When the retreat center I co-founded, the Insight Meditation Society, first opened, someone created a mock brochure describing a retreat there, with sayings like, “Come to IMS and have all the tea you could ever drink.” It also featured a wonderful made up motto for us: “It is better to do nothing than to waste your time.” I loved that motto, and thought it exemplified a lot about how meditation serves to help us unplug.
Although that motto never made it into our official presentation, it actually was an accurate description of insight meditation, or mindfulness meditation. Basically, we enter into mindfulness practice so that we can learn how to do nothing and not waste our time, because wasting our time is wasting our lives.
We come to meditation to learn how not to act out the habitual tendencies we generally live by, those actions that create suffering for ourselves and others, and get us into so much trouble. Doing nothing does not mean going to sleep, but it does mean resting — resting the mind by being present to whatever is happening in the moment, without adding on the effort of attempting to control it. Doing nothing means unplugging from the compulsion to always keep ourselves busy, the habit of shielding ourselves from certain feelings, the tension of trying to manipulate our experience before we even fully acknowledge what that experience is.
In our usual mind state, we are continually activating the process that in Buddhist terminology is known as “bhava,” which literally means “becoming.” In this space of becoming, we are subtly leaning forward into the future, trying to have security based on feeling that we can hold on, we can try to keep things from changing. We are continually out of balance in this state — in meditation we might notice that we even try to feel the next breath while the present one is still happening.
When we speak about letting go, or unplugging, or renouncing, we are talking about dropping the burden of becoming and just returning our awareness to the natural center of our being, returning to a state of natural peace. The movement that is often helpful in meditation is to come back, to relax, to let go of leaning forward, to let go of grasping. We can relax even from the anticipation of our next breath. We settle back, return to the present, and return to ourselves. This is what we mean by doing nothing, or unplugging.

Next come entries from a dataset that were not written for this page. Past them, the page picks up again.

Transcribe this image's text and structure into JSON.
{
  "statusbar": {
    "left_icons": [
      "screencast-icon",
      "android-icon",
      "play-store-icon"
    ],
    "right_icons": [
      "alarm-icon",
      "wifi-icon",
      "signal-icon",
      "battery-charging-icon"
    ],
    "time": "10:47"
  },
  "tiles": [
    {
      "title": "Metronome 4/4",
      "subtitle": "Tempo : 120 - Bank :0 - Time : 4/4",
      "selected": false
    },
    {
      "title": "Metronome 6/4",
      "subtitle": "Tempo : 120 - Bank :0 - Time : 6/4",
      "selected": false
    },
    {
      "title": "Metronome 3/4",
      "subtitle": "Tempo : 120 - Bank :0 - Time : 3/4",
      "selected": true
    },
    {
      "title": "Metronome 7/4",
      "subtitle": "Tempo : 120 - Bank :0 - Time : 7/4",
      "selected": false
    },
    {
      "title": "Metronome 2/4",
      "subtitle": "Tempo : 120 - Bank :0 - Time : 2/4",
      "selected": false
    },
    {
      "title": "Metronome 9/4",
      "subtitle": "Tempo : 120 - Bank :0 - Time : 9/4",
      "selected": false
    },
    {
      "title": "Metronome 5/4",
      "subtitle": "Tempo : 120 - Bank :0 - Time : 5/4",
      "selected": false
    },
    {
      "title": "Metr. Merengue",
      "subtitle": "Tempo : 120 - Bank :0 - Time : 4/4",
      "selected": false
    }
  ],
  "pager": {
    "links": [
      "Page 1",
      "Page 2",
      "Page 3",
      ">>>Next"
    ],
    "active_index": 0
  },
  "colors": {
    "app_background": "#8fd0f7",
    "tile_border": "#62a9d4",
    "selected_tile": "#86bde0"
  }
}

Meditation is not the construction of something foreign, it is not an effort to attain and then hold on to a particular experience. We may have a secret desire that through meditation we will accumulate a stockpile of magical experiences, or at least a mystical trophy or two, and then we will be able to proudly display them for others to see. We may feel that we will increase our value as human beings by a process of spiritual acquisition, gaining more goodness and purity, acquiring enlightenment and understanding with a certain sense of ownership and possessiveness: “my enlightenment,” and “my clear understanding.” Our typical consumer-culture mind wants to view enlightenment as performance art or as social cachet: “People will surely notice that I’ve been transformed. That will be awfully impressive.”
Letting go of this burdensome desire for acquisition and performance, we can just let the mind rest in ease as we learn to unplug. As Tibetan lama Nyoshul Khen Rinpoche put it, “Rest in natural great peace, this exhausted mind.” Then, rather than wasting our time, our learning to practice doing nothing can lead us into the deep and renewing rest of truly living.